While the crises in Ukraine, Mali, and the Central African Republic are all on the agenda, the misery that is set to dominate the assembly is clearly the crisis du jour, the Islamic State group (also known as the Islamic State in Iraq and Greater Syria, ISIS, ISIL, and now, in a move by the French government which would seem to complicate an already absurd situation, “Daesh”).
 

US President Barack Obama, who is chairing a UN Security Council meeting on Wednesday, is to press the council on a resolution that would see potential fighters banned from travelling abroad. The 15-member council is expected to adopt the resolution, which was circulated late on Monday, shortly before the Pentagon announced that the US had launched airstrikes against IS targets in Syria.
 

The draft would mean that states which don’t adhere to the travel bans would face sanctions. Some 12,000 people have travelled from 74 countries to fight alongside IS militants and other terror groups in Syria and Iraq, thousands of them from Europe and the US.
 

Obama will also be keen to consolidate a growing US-led coalition of allies willing to fight IS, which the US ambassador to the UN, Samantha Power, said on Sunday is now more than 40 countries strong.

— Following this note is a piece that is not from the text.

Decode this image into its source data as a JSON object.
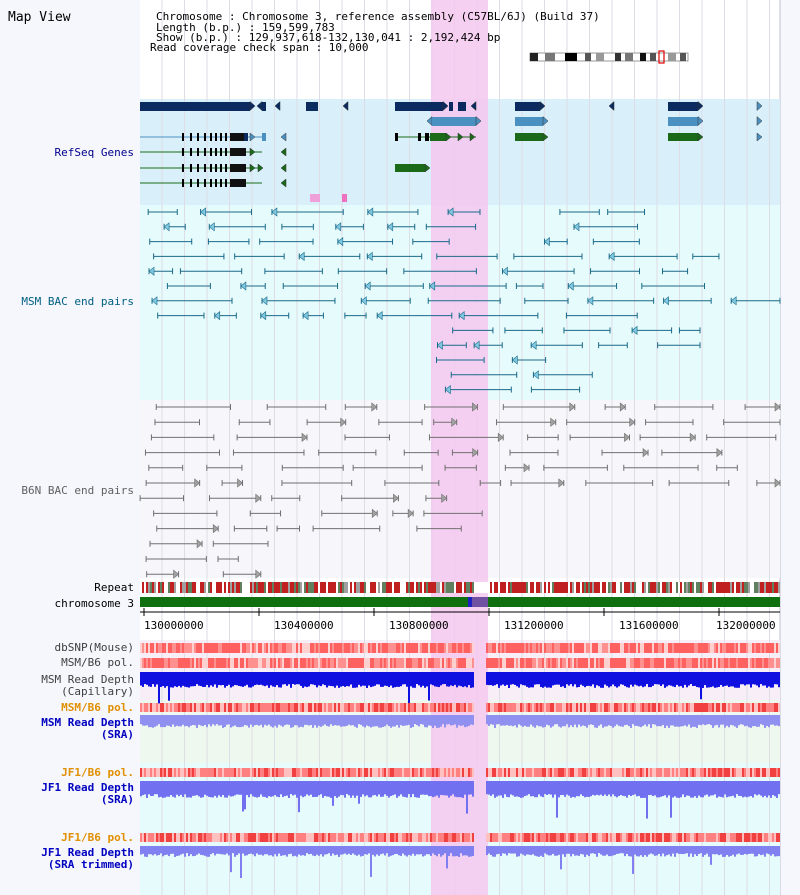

Power would not name the countries or their level of involvement.
 

Iran now a welcome guest
 

Generally accepted as public enemy number one, the IS crisis has led to the tentative appeasement of a customary UN troublemaker – Iran.
 

Former premier Ahmadinejad caused mass walkouts numerous times with his rambling lectures on the demise of the US, ominous “hidden elements” of the 9/11 attacks and most memorably, his description of the Holocaust as an “excuse”.
 

Ahmadinejad’s successor, President Hassan Rohani, has made use of the assembly in a contrasting manner. In the coming days, he will meet British Prime Minister David Cameron, in the first such meeting since the 1979 revolution.
 

The Iranian nuclear question, which had previously been a principal source of tension, has also been overshadowed by the IS threat. Two years ago, Israeli Prime Minister Benjamin Netanyahu was ridiculed for employing a ticking bomb cartoon and red marker pen to illustrate the Iranian nuclear threat. Netanyahu will be present this time around, but his not insignificant focus will lie with IS, whose danger level will surely be graded in a similar manner.
 

The Security Council will also grapple with the Ebola outbreak, which has now killed more than 2,630 people and could kill some 20,000 more, officials say, if major efforts to curb the spread of the disease are not implemented.
 

Meanwhile, the Ukraine-Russia crisis continues to simmer in the background, as the fallout from Monday’s airstrikes in Syria – humiliating the Bashar al Assad regime – is yet to be felt.